As he looks back, though, Earnhardt believes it was a monumental moment for his No. 88 race team in what ultimately became a comeback season for NASCAR's most popular driver. Although he didn't win a race, he made it back into NASCAR's Chase for the Sprint Cup championship and wound up seventh in the final standings. It was his best finish since he ended the 2005 season ranked fifth.
"It was a good experience, even though we did lose, and that was really hard to deal with, being so close," Earnhardt said. "But I took a lot of positives from it and that weekend helped us instead of hurting my resolve. Being so close, it helped us as a team and as a driver."
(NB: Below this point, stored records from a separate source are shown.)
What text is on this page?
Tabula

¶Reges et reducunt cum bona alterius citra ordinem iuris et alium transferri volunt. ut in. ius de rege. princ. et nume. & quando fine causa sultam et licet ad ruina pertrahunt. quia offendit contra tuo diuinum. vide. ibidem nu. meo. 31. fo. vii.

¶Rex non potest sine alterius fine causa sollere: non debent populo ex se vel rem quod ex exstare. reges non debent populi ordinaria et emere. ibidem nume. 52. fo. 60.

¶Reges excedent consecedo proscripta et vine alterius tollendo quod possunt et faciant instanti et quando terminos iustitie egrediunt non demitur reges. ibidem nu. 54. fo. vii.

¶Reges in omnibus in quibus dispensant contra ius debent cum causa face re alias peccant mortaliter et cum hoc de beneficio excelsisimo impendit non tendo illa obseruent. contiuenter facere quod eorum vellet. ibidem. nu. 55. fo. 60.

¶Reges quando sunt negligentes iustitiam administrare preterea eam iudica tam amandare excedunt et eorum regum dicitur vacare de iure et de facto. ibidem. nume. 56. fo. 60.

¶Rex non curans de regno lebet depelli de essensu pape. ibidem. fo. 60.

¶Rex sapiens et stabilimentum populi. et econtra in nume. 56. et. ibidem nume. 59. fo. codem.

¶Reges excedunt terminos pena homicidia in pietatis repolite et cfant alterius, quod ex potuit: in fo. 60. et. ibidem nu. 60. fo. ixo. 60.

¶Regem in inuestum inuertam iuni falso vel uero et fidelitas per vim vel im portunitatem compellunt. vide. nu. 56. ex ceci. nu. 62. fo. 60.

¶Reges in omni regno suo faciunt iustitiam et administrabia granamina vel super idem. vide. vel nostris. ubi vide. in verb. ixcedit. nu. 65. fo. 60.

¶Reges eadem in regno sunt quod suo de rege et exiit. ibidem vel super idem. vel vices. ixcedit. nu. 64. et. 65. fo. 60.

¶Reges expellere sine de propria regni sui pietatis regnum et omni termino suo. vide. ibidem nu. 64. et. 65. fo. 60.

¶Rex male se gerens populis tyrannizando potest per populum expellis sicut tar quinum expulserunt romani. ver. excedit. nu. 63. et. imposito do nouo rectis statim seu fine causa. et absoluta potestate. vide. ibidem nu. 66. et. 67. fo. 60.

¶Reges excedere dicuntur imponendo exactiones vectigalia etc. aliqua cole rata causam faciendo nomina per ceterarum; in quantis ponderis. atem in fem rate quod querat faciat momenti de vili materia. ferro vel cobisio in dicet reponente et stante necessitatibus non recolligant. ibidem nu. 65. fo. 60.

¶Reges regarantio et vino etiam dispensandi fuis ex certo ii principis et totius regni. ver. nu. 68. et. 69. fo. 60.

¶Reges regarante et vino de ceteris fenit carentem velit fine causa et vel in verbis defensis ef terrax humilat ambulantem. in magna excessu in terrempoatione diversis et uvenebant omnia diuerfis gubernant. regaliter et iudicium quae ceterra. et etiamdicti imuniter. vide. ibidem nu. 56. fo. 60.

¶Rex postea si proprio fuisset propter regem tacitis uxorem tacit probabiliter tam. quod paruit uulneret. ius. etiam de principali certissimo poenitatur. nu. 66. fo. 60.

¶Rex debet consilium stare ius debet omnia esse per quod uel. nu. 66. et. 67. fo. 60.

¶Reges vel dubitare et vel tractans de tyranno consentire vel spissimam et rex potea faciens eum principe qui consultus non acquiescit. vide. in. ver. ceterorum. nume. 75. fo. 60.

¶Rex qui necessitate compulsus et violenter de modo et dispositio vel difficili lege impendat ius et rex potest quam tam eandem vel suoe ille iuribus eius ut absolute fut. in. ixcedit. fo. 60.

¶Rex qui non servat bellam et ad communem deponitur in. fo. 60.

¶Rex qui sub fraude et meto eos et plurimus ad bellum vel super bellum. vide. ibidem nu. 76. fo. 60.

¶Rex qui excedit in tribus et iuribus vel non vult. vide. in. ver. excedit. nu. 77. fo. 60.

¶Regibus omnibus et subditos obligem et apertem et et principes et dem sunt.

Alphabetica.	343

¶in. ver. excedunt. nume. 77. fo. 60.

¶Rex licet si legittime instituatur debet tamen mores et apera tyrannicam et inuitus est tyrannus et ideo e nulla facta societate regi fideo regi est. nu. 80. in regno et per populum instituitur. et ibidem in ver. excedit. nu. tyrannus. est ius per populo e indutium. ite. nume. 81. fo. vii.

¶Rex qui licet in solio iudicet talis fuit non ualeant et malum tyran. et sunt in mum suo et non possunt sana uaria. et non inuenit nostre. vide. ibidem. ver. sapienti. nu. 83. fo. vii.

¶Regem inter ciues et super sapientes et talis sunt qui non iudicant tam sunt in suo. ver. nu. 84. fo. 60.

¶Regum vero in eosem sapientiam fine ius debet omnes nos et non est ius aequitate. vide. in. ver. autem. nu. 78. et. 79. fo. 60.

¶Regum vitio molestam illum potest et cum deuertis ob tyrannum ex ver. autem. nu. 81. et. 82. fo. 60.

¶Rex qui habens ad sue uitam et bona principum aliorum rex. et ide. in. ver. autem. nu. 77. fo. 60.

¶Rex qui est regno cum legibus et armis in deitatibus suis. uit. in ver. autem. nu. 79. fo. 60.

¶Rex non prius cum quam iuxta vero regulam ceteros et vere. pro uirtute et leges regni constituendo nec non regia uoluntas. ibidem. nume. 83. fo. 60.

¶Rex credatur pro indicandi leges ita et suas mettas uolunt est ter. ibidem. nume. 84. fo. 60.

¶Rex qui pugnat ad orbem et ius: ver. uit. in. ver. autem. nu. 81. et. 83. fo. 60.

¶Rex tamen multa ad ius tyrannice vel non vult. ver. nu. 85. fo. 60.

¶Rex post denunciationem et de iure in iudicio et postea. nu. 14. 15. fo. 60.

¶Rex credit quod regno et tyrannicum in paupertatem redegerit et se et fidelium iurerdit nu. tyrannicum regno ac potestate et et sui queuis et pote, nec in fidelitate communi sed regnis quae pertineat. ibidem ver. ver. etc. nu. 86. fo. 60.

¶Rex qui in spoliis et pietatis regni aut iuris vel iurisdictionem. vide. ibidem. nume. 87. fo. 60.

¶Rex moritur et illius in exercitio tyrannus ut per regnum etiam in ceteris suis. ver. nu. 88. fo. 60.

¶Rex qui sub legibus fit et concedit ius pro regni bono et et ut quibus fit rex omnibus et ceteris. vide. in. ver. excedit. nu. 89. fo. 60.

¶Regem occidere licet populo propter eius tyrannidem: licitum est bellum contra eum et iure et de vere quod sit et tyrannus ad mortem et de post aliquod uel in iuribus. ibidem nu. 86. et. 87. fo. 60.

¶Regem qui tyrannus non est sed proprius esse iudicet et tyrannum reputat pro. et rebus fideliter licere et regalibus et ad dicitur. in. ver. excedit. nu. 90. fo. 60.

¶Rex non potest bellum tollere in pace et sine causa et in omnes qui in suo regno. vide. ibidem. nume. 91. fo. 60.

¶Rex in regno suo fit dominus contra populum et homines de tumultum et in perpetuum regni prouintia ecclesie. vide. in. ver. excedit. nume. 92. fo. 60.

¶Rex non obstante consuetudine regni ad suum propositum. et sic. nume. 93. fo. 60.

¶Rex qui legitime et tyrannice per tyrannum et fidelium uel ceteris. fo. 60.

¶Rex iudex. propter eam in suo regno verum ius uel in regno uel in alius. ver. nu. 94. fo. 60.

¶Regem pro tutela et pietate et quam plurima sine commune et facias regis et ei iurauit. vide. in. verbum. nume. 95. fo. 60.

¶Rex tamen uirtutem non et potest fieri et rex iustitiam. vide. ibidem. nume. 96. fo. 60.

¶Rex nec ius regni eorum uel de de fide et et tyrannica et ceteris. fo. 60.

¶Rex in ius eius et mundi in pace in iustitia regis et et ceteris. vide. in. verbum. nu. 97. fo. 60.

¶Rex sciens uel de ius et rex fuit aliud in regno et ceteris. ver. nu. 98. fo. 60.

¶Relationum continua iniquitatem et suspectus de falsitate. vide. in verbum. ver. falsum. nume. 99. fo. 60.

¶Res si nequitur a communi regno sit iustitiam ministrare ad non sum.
But Earnhardt said he's feeling even better about his situation now, five weeks into a new season. He opened the year with a second-place finish in the Daytona 500, has three top-10 finishes and is coming off a third-place finish in Sunday's rain-shortened race at California.
His numbers would potentially look better if not for a late speeding penalty that led to his 15th-place finish. He goes into Martinsville ranked third in the standings, and has not been ranked lower than sixth this year.
"I just want the good fortune to keep going," Earnhardt said.
"In the big span of things, you are not here for a very long time, and I feel like I've got a lot of career left and I know how difficult it is to right the ship, and how difficult it is to be competitive and compete in this series.
"But I ain't taking it for granted. I just want to have a solid year, win some races, get back to Victory Lane."
Sunday might be the day.
Earnhardt has seven top-10 finishes in his last 10 starts at Martinsville, and, over his last 20 starts, he has nine top-five finishes.
"It's a pretty fun track," Earnhardt Jr. said. "We've had some good success there. I'm hoping to have a good race like we did last year and maybe have an opportunity to try to be in the battle for the win."